Although neither inhibitor treatment demonstrated a statistically significant effect on mechanical properties, both tended to produce lower circumferential stretch ratios than comparable controls, with doxycycline being more influential than GM6001. In contrast to GM6001, doxycycline is less selective and produces effects other than MMP inhibition, including modulation of various aspects of inflammation (Beekman et al 1997
; Kim et al 2005
; Lee et al 2003
), possibly contributing to its relatively greater influence.
The potential significance of such a rapid change in vessel properties is not known. The observed increase in circumferential stretch for a given level of pressure, however, could indicate a loss of vascular integrity with potential for subsequent dysfunction or initiation of disease.
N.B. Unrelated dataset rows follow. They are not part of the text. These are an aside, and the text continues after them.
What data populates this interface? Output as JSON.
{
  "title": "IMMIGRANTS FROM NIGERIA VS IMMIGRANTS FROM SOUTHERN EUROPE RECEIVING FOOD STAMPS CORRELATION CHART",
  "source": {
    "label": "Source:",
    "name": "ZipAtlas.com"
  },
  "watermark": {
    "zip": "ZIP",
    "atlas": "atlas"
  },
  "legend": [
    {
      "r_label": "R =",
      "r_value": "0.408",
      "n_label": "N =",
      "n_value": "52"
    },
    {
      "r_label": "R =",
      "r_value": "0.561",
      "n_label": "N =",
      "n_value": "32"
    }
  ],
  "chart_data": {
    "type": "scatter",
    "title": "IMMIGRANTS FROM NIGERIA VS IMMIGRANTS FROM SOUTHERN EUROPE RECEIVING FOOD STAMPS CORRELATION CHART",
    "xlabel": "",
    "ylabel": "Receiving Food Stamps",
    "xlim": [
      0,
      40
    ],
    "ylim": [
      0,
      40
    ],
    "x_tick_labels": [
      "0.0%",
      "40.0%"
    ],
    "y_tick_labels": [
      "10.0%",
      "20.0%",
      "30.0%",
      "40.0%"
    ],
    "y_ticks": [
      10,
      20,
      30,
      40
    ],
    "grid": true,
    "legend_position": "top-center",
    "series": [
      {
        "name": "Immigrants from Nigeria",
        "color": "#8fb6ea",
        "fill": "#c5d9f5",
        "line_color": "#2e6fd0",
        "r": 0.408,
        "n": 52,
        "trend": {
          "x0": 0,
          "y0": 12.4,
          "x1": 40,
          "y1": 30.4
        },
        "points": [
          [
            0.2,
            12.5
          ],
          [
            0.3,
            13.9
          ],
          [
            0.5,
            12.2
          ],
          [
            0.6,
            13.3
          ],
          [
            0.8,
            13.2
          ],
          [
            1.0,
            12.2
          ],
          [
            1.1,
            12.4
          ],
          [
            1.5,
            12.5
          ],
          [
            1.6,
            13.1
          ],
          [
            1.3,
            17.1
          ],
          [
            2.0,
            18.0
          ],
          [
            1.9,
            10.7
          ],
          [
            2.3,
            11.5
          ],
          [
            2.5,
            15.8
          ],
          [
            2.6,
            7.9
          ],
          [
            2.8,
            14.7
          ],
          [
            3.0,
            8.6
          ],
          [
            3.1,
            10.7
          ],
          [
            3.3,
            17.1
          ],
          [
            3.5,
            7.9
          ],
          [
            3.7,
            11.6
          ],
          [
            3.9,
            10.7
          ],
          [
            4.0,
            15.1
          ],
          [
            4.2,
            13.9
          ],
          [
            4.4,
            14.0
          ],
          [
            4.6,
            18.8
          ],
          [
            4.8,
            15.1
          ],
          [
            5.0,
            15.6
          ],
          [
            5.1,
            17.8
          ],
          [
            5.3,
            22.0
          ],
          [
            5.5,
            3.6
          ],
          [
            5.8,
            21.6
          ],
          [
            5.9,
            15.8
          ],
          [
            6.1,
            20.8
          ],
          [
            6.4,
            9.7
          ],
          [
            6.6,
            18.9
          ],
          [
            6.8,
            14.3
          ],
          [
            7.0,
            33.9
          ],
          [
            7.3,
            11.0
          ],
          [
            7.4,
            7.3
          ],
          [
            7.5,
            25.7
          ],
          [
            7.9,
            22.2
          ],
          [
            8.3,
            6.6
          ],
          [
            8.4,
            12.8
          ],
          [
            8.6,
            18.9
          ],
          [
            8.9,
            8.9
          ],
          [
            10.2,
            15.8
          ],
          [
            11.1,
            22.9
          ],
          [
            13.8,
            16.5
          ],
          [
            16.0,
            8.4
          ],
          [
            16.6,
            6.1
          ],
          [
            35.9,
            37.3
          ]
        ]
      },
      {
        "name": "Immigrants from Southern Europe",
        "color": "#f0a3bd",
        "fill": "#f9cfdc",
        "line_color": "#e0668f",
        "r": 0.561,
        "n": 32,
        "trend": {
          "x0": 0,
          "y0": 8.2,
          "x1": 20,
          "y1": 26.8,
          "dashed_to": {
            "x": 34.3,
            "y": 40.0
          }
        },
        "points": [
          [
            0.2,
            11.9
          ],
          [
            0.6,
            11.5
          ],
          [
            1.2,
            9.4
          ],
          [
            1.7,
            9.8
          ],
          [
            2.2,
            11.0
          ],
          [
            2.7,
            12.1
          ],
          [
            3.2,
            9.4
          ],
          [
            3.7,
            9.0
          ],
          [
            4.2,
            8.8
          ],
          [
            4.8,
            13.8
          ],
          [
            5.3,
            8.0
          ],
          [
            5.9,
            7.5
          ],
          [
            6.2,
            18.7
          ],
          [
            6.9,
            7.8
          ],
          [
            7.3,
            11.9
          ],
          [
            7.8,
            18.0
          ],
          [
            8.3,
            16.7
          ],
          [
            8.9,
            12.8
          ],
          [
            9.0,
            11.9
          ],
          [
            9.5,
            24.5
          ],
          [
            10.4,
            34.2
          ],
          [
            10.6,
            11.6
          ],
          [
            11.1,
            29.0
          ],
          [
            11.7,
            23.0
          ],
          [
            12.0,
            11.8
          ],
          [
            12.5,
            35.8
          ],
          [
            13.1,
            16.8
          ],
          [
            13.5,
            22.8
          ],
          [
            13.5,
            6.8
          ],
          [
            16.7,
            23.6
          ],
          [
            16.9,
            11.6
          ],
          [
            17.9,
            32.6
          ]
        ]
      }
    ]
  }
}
Although none of the carotid arteries tested in this study displayed any tendency to not recover from the increase in compliance, mechanical thresholds for the initiation of such instability should be defined. Additionally, while the initiating mechanical event in this study was an abrupt change in shear stress, the approach of this research should be extended to examine response to other types of changes in mechanical environment, such as those that occur with trauma.
In summary, mechanical properties of carotid arteries change rapidly following exposure to augmented flow. Trends suggest that the affected properties may return to baseline values over time and that the timing of changes may be mediated by MMPs. The reported findings further define how blood vessels respond to changes in their mechanical environment and are believed to lend insight into processes associated with the development of vascular disease and dysfunction.